Even so, there’s a lot of New Bedford roads that are a mess.
Last year, they finally rebuilt the section of County Street from Clasky Common down toward Weld Square. This year, they’ll start on the County section near Nelson Street in the South End and work northward.
The problem is that even though property taxes are going up at a good clip in New Bedford, there’s a lot of other draws on the money.
The biggest money draws, as I’ve written about numerous times, are the pensions and health care budgets for retired city employees.
The mayor has offered the council a plan to solve that problem — giving the city the power to control health care by using the state’s Group Insurance plan when city unions refuse to give up Cadillac benefits. But even as the council has dragged its feet on that solution, and even as the administration has added a million a year for road repair, the council was calling for more on Thursday. Several of the councilors asked to hold the utility companies more accountable or criticized the state for not granting more money. It’s always easy to complain about what somebody else is not doing.
On the same day the councilors requested more money for the roads, Mitchell had already announced he was spending the million a year at his morning State of the City address. Some of the councilors were at the speech.
During the address, Mitchell quoted Highway Superintendent Manny Silva saying that in the coming months the city will be doing more road work than at any time in the 19 years he has worked for New Bedford. That sounds like it’s probably true, but it's also clear that other roads are at the end of a long waiting list.

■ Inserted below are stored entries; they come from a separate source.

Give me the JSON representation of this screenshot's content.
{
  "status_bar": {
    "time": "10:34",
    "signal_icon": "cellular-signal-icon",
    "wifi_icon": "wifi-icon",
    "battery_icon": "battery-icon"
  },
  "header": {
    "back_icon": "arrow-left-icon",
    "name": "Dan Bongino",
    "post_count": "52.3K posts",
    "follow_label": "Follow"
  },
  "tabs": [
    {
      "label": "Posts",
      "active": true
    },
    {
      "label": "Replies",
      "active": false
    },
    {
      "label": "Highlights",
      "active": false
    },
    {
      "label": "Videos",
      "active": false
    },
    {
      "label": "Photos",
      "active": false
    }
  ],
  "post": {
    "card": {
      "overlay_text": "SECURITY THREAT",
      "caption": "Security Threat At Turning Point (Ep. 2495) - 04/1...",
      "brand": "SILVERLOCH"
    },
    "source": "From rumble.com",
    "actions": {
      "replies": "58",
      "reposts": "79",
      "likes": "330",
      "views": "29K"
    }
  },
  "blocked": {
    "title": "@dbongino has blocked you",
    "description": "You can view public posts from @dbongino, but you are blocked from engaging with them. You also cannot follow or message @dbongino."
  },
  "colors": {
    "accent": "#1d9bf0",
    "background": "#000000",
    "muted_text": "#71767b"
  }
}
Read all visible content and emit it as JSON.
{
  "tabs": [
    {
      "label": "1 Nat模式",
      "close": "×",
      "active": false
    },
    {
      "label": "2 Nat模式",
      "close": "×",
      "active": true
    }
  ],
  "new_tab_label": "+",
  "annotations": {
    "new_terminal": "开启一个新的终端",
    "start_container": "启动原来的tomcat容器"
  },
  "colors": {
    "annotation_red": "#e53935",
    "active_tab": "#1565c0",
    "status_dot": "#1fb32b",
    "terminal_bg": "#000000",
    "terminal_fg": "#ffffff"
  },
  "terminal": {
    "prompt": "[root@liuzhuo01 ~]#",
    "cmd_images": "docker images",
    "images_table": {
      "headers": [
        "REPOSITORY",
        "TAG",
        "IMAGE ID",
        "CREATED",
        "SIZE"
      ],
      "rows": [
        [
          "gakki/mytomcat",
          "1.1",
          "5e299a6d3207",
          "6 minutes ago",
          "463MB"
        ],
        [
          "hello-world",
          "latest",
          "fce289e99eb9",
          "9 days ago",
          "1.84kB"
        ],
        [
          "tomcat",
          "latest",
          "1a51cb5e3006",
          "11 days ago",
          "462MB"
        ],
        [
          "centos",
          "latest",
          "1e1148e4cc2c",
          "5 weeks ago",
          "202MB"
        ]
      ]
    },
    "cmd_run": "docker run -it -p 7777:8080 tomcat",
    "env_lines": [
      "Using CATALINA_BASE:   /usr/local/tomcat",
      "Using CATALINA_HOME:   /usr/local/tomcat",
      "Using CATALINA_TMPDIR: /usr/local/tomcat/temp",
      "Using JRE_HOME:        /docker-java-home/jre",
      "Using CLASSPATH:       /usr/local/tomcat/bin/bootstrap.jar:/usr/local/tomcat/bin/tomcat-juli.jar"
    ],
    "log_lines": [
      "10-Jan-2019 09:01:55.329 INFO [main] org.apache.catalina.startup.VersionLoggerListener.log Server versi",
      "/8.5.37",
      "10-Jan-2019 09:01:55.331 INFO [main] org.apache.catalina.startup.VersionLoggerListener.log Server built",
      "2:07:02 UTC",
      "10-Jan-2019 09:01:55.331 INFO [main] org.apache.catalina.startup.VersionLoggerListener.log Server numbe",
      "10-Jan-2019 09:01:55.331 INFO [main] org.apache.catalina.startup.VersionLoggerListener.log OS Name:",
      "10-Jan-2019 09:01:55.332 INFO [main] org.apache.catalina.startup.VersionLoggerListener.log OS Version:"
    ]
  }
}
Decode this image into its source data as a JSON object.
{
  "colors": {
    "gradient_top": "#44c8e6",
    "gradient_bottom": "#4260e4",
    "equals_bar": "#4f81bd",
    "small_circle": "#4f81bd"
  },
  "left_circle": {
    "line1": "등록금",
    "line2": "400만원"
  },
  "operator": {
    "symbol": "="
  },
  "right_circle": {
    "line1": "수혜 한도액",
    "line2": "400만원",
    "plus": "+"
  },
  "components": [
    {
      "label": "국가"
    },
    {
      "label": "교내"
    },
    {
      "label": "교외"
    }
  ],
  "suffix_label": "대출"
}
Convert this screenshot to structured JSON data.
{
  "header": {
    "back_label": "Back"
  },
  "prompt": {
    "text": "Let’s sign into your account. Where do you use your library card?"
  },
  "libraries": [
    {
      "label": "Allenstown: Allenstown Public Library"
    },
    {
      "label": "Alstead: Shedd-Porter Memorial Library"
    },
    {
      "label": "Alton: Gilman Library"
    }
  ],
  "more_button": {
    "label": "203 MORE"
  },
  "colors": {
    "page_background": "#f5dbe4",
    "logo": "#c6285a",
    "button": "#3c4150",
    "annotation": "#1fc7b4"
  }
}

Whether it’s the mayor pointing out the positive, but not the negative, or the councilor saying more needs to be done without suggesting a viable funding source, the politics of road repair is always with us.
Roads are perhaps the most tangible thing we expect local government to do for us. Yeah, we know the schools and the police and fire cost a lot of money. And yeah, we know that the city has to attract new development to its tax base. But we do want to be able to drive to work without breaking an axle.
But in an era when the cost of living is no longer cheap, the roads being in poor condition is just one more part of modern American life that doesn’t seem to work all that well.
Jack Spillane is the Sunday and editorial page editor of The Standard-Times.